With Evil Geniuses, Jaedong enjoyed a four-year career that saw him participating in fifteen premier tournaments as well as in KeSPA's Proleague. Throughout 2013, Jaedong proved to be one of the game's most consistent players, earning several silver medals in premier tournaments, most notably the 2013 StarCraft World Championship. After 5 second-place finishes in premier tournaments, Jaedong finally emerged victorious at ASUS ROG NorthCon 2013. His next and final premier tournament victory came in September 2014 at the World E-sport Championships, where he defeated Team Liquid's Snute in the Grand Finals.

Jaedong announced his retirement from professional gaming on 1 November 2016 at the age of 26. Evil Geniuses closed their StarCraft II division in the beginning of 2017 as well.

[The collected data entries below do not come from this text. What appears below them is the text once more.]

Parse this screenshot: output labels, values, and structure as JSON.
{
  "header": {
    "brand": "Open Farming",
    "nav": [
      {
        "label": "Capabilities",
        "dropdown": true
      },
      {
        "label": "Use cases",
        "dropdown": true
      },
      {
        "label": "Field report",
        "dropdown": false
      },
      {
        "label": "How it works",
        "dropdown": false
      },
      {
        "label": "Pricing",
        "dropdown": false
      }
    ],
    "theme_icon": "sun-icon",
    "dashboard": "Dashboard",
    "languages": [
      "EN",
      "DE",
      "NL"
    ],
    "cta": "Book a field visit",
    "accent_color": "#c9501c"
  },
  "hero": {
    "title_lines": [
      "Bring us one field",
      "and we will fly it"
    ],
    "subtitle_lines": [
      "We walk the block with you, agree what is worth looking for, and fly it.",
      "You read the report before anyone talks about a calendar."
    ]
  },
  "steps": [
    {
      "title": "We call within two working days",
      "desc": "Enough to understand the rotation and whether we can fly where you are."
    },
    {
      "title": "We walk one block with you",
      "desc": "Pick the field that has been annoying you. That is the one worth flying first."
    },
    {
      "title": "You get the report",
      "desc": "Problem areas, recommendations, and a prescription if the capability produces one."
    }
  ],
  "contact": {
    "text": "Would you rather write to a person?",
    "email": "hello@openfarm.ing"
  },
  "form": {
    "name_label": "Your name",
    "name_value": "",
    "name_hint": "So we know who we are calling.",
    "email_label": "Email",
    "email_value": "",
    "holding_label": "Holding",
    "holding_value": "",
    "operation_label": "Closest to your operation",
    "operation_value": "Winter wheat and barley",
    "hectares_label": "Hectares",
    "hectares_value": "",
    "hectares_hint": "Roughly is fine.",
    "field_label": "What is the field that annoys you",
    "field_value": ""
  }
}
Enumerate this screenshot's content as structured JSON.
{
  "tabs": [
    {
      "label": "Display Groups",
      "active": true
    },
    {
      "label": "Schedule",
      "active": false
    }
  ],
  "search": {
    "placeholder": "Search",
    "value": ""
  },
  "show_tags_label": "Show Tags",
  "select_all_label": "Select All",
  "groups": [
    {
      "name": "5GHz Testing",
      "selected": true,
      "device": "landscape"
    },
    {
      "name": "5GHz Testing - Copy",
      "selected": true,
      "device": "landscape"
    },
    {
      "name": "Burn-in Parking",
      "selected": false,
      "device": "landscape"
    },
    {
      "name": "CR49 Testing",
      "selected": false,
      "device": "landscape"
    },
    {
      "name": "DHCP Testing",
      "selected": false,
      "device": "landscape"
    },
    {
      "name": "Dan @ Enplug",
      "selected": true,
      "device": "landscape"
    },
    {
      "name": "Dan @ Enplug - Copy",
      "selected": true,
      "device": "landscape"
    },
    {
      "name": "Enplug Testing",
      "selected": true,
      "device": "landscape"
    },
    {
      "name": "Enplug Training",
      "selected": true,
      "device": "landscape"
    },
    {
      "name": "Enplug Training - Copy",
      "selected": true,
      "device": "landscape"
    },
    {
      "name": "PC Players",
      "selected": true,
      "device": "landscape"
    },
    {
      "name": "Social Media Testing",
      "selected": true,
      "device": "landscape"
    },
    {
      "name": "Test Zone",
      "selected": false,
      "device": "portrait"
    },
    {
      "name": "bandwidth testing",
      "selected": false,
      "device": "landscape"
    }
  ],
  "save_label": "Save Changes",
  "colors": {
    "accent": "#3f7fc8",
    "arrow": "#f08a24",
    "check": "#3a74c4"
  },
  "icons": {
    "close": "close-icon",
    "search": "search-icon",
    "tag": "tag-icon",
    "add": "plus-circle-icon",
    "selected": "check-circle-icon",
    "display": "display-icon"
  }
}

After retirement, he returned to streaming StarCraft: Brood War on AfreecaTV where he still enjoys considerable popularity among StarCraft fans.

== Health issues ==
In 2017, it was reported that Jaedong has various health issues. His wrists have sustained damage from years of playing and doctors have urged him to stop playing. He was quoted as saying "I've been playing for 15 years now. My body is wearing out."